To keep track of how many VM’s each product group/team’s progress, what we also ended up doing was, keep a track of the number of VM’s they had for that particular language stack at the end of each week.

This number, would be then sent to the teams/product groups as an email which is powered by another scheduled airflow job, along with a grafana dashboard for viewing the set of instance and docs required for doing the whole activity

The following dashboard for example, shows the trend line for the number of VM’s on a particular language stack and their numbers over time for different teams/product groups

More on the automation used

Coming back to the airflow automation job specifics, the job which creates/updates the google sheet and inserts VM details to the RDBMS.
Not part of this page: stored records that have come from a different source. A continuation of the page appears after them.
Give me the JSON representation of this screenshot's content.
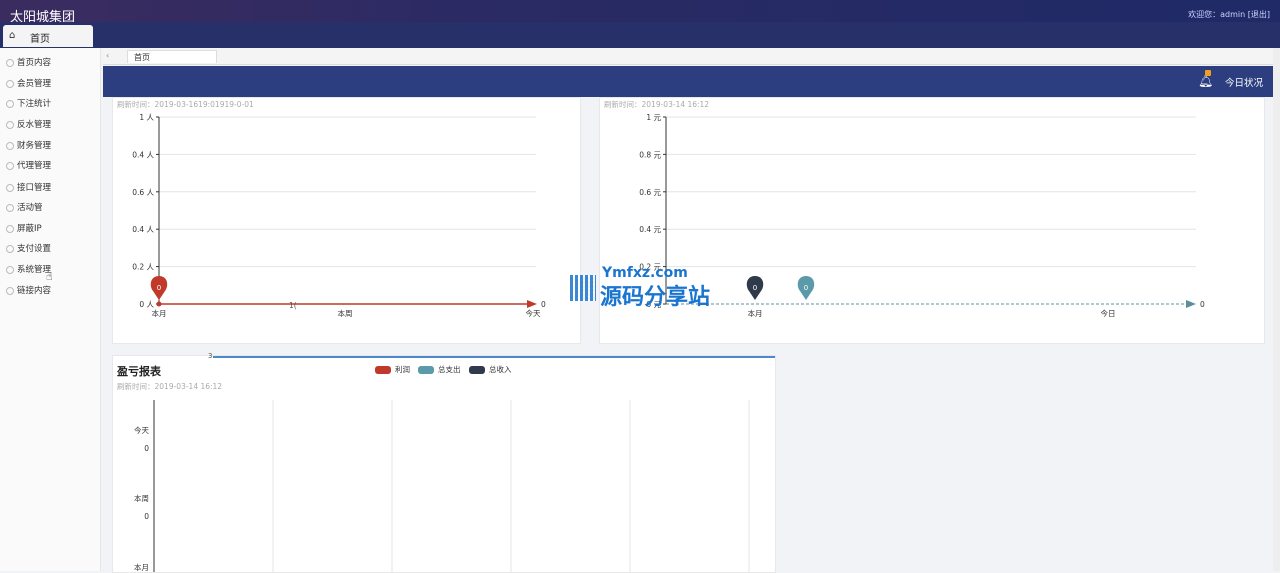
{
  "app": {
    "title": "太阳城集团",
    "welcome": "欢迎您：admin [退出]"
  },
  "home_tab": {
    "icon": "home-icon",
    "label": "首页"
  },
  "sidebar": {
    "items": [
      {
        "label": "首页内容"
      },
      {
        "label": "会员管理"
      },
      {
        "label": "下注统计"
      },
      {
        "label": "反水管理"
      },
      {
        "label": "财务管理"
      },
      {
        "label": "代理管理"
      },
      {
        "label": "接口管理"
      },
      {
        "label": "活动管"
      },
      {
        "label": "屏蔽IP"
      },
      {
        "label": "支付设置"
      },
      {
        "label": "系统管理"
      },
      {
        "label": "链接内容"
      }
    ]
  },
  "tabstrip": {
    "tab_label": "首页"
  },
  "banner": {
    "today_label": "今日状况",
    "bell_icon": "bell-icon",
    "badge_color": "#f0a020"
  },
  "card1": {
    "timestamp": "刷新时间：2019-03-1619:01919-0-01",
    "chart_data": {
      "type": "line",
      "categories": [
        "本月",
        "本周",
        "今天"
      ],
      "y_ticks": [
        "0 人",
        "0.2 人",
        "0.4 人",
        "0.6 人",
        "0.4 人",
        "1 人"
      ],
      "series": [
        {
          "values": [
            0,
            0,
            0
          ],
          "color": "#c0392b"
        }
      ],
      "marker_label": "0",
      "end_label": "0",
      "mid_label": "1("
    }
  },
  "card2": {
    "timestamp": "刷新时间：2019-03-14 16:12",
    "chart_data": {
      "type": "line",
      "categories": [
        "本月",
        "今日"
      ],
      "y_ticks": [
        "0 元",
        "0.2 元",
        "0.4 元",
        "0.6 元",
        "0.8 元",
        "1 元"
      ],
      "series": [
        {
          "values": [
            0,
            0
          ],
          "color": "#5b8fa0"
        }
      ],
      "marker_labels": [
        "0",
        "0"
      ],
      "end_label": "0"
    }
  },
  "card3": {
    "title": "盈亏报表",
    "timestamp": "刷新时间：2019-03-14 16:12",
    "left_marker": "3",
    "legend": [
      {
        "name": "利润",
        "color": "#c0392b"
      },
      {
        "name": "总支出",
        "color": "#5b9aa8"
      },
      {
        "name": "总收入",
        "color": "#2f3b4a"
      }
    ],
    "chart_data": {
      "type": "bar",
      "categories": [
        "今天",
        "本周",
        "本月"
      ],
      "value_labels": [
        "0",
        "0"
      ]
    }
  },
  "watermark": {
    "line1": "Ymfxz.com",
    "line2": "源码分享站"
  }
}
It makes use of the configuration management tool’s language specific client which is used in the script, to first filter the VM’s based on a specific automation template which gets attached to the VM when it gets registered to the configuration management tool.

This helps first sort the VMs which would be running some version of the language stack. What the script does next is, ssh into these VM list in batch and pluck out the details of the language stack by running a command which would be specific to the language stack

Which would then blurt out the version information, the script captures this information from the VM and logs out. A few other helper commands are run as part of the whole script, which would pluck out the metadata relevant and create/update the artifacts necessary.

The helper library created here, is flexible enough to take input in the form of the query which you would want to run on the VM to capture the relevant information, which helps in future inventory management.

Would love to hear what you folks do for this repetitive chore and how you do it.